À l’approche du 7 septembre 2026, date officielle fixée par le Ministère de l'Éducation Nationale et de la Formation Professionnelle, pour la rentrée scolaire 2026-2027, l’inquiétude gagne de nombreuses familles dans le département du Sud, particulièrement dans la ville des Cayes. Derrière les annonces officielles et les préparatifs des établissements scolaires se cache une réalité beaucoup plus difficile, pour une grande partie de la population, envoyer un enfant à l’école devient chaque année un combat contre la pauvreté, l’insécurité et la précarité.
Dans les quartiers populaires comme Croix-des-Matyrs, Derrière Fort, La Savanne et dans les zones rurales, les parents doivent déjà faire face à une longue liste de dépenses : frais de scolarité, uniformes, chaussures, livres, cahiers, fournitures, transport et parfois nourriture. Pour des familles qui peinent à assurer quotidiennement leurs besoins essentiels, la rentrée scolaire représente une charge financière considérable.

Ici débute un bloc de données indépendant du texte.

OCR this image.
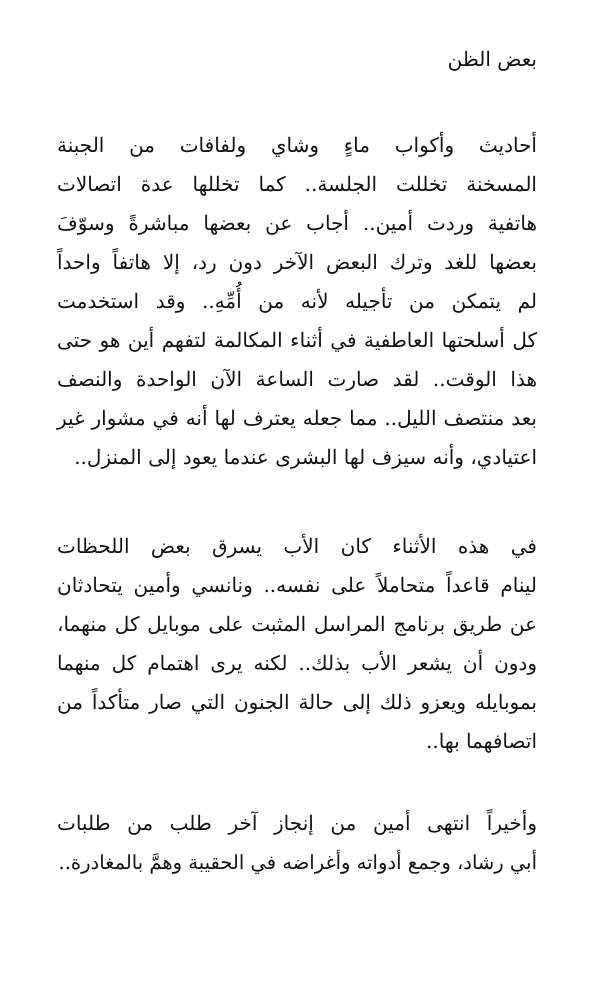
بعض الظن
أحاديث وأكواب ماءٍ وشاي ولفافات من الجبنة
المسخنة تخللت الجلسة.. كما تخللها عدة اتصالات
هاتفية وردت أمين.. أجاب عن بعضها مباشرةً وسوّفَ
بعضها للغد وترك البعض الآخر دون رد، إلا هاتفاً واحداً
لم يتمكن من تأجيله لأنه من أُمِّهِ.. وقد استخدمت
كل أسلحتها العاطفية في أثناء المكالمة لتفهم أين هو حتى
هذا الوقت.. لقد صارت الساعة الآن الواحدة والنصف
بعد منتصف الليل.. مما جعله يعترف لها أنه في مشوار غير
اعتيادي، وأنه سيزف لها البشرى عندما يعود إلى المنزل..
في هذه الأثناء كان الأب يسرق بعض اللحظات
لينام قاعداً متحاملاً على نفسه.. ونانسي وأمين يتحادثان
عن طريق برنامج المراسل المثبت على موبايل كل منهما،
ودون أن يشعر الأب بذلك.. لكنه يرى اهتمام كل منهما
بموبايله ويعزو ذلك إلى حالة الجنون التي صار متأكداً من
اتصافهما بها..
وأخيراً انتهى أمين من إنجاز آخر طلب من طلبات
أبي رشاد، وجمع أدواته وأغراضه في الحقيبة وهمَّ بالمغادرة..
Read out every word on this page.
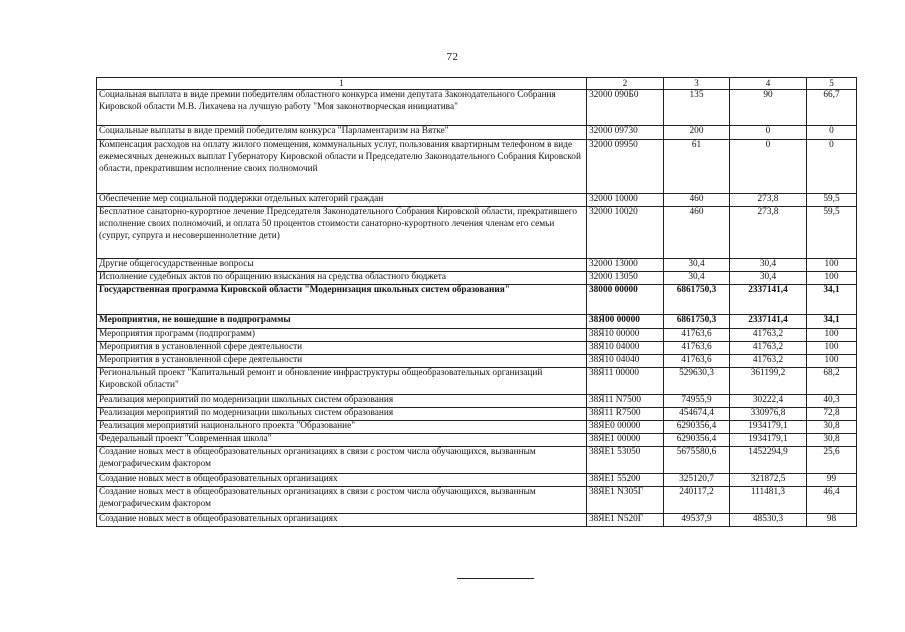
72
1	2	3	4	5
Социальная выплата в виде премии победителям областного конкурса имени депутата Законодательного Собрания Кировской области М.В. Лихачева на лучшую работу "Моя законотворческая инициатива"	32000 090Б0	135	90	66,7
Социальные выплаты в виде премий победителям конкурса "Парламентаризм на Вятке"	32000 09730	200	0	0
Компенсация расходов на оплату жилого помещения, коммунальных услуг, пользования квартирным телефоном в виде ежемесячных денежных выплат Губернатору Кировской области и Председателю Законодательного Собрания Кировской области, прекратившим исполнение своих полномочий	32000 09950	61	0	0
Обеспечение мер социальной поддержки отдельных категорий граждан	32000 10000	460	273,8	59,5
Бесплатное санаторно-курортное лечение Председателя Законодательного Собрания Кировской области, прекратившего исполнение своих полномочий, и оплата 50 процентов стоимости санаторно-курортного лечения членам его семьи (супруг, супруга и несовершеннолетние дети)	32000 10020	460	273,8	59,5
Другие общегосударственные вопросы	32000 13000	30,4	30,4	100
Исполнение судебных актов по обращению взыскания на средства областного бюджета	32000 13050	30,4	30,4	100
Государственная программа Кировской области "Модернизация школьных систем образования"	38000 00000	6861750,3	2337141,4	34,1
Мероприятия, не вошедшие в подпрограммы	38Я00 00000	6861750,3	2337141,4	34,1
Мероприятия программ (подпрограмм)	38Я10 00000	41763,6	41763,2	100
Мероприятия в установленной сфере деятельности	38Я10 04000	41763,6	41763,2	100
Мероприятия в установленной сфере деятельности	38Я10 04040	41763,6	41763,2	100
Региональный проект "Капитальный ремонт и обновление инфраструктуры общеобразовательных организаций Кировской области"	38Я11 00000	529630,3	361199,2	68,2
Реализация мероприятий по модернизации школьных систем образования	38Я11 N7500	74955,9	30222,4	40,3
Реализация мероприятий по модернизации школьных систем образования	38Я11 R7500	454674,4	330976,8	72,8
Реализация мероприятий национального проекта "Образование"	38ЯЕ0 00000	6290356,4	1934179,1	30,8
Федеральный проект "Современная школа"	38ЯЕ1 00000	6290356,4	1934179,1	30,8
Создание новых мест в общеобразовательных организациях в связи с ростом числа обучающихся, вызванным демографическим фактором	38ЯЕ1 53050	5675580,6	1452294,9	25,6
Создание новых мест в общеобразовательных организациях	38ЯЕ1 55200	325120,7	321872,5	99
Создание новых мест в общеобразовательных организациях в связи с ростом числа обучающихся, вызванным демографическим фактором	38ЯЕ1 N305Г	240117,2	111481,3	46,4
Создание новых мест в общеобразовательных организациях	38ЯЕ1 N520Г	49537,9	48530,3	98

À Croix-des-Matyrs, un parent de quatre (4) enfants racontre avec martyr ses situations précaires « Le problème ne se résume donc pas au fait de vouloir envoyer un enfant à l’école. Encore faut-il avoir les moyens de le faire ».
Plus loin, il a souligné que la crise économique frappe directement les ménages. L’augmentation du coût de la vie réduit le pouvoir d’achat et oblige certains d'entre-eux à faire des choix douloureux entre payer l’école, acheter de la nourriture ou répondre à d’autres besoins fondamentaux. Dans plusieurs familles, les parents travaillent dans l’informel, sans revenus fixes, ce qui rend particulièrement difficile la préparation d’une rentrée qui exige des dépenses importantes en quelques semaines.

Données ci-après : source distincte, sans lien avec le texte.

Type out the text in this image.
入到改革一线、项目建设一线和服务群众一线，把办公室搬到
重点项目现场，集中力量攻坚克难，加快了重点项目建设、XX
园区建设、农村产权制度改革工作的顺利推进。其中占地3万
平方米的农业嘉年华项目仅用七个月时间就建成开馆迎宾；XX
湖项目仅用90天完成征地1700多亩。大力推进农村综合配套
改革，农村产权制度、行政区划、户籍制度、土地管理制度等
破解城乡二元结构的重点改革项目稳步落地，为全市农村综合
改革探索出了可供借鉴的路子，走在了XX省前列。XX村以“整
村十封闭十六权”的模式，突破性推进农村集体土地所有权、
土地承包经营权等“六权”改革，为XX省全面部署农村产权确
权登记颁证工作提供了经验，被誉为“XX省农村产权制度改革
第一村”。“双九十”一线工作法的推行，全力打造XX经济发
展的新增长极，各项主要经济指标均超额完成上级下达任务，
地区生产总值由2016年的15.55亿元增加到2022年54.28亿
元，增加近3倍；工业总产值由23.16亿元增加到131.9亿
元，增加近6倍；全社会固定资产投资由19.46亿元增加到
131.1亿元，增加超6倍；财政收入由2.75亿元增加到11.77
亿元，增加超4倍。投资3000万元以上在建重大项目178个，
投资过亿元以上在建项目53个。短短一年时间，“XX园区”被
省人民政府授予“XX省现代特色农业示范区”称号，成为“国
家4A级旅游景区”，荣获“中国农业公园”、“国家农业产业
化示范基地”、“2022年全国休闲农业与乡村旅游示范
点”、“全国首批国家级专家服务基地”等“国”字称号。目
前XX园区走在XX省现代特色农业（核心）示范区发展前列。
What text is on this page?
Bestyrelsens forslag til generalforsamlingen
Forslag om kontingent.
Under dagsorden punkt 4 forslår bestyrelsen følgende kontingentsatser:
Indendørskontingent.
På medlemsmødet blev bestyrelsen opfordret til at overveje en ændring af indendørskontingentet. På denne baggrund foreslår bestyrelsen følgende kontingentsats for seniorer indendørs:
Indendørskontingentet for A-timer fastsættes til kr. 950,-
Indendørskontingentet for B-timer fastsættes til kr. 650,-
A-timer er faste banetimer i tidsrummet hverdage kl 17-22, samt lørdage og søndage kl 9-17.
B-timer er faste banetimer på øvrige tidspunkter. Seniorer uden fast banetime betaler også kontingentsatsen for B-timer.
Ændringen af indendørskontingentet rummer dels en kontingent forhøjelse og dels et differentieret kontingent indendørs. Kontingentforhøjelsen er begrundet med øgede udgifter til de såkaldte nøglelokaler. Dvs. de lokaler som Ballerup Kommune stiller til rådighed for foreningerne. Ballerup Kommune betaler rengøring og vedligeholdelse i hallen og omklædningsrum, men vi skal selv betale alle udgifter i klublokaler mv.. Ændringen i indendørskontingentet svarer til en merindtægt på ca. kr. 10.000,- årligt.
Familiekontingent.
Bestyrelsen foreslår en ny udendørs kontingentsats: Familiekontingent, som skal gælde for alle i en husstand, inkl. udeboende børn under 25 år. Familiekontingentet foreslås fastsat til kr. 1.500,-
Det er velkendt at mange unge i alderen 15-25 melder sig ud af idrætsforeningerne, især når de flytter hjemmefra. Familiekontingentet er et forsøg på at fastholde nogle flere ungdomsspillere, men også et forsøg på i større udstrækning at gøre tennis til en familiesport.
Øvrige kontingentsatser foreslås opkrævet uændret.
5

À cette pression économique s’ajoute une crise sécuritaire qui continue de bouleverser la vie de milliers d’enfants. Modeline, mère d'une fillette a dû abandonner leur maison dans la zone metropolitaine de Port-au-Prince, pour chercher refuge aux Cayes. « Je ne sais même pas à quel saint se vouer pour savoir si ma fille pourra aller à l’école. Je n’ai encore rien acheté, et le carnet de l’année dernière est toujours à la direction. Il faut que l’État reporte la rentrée scolaire a martelé la jeune dame avec martyr. »
Dans certaines zones dans la ville des Cayes dont Raynaud, Derrière Fort et La Savanne aller à l’école peut même devenir une question d'économie. Le trajet quotidien entre la maison et l’établissement scolaire expose des élèves, des enseignants et des parents à des risques liés au transport suite à la hausse des prix du carburant et l'augmentation des tarifs de transport.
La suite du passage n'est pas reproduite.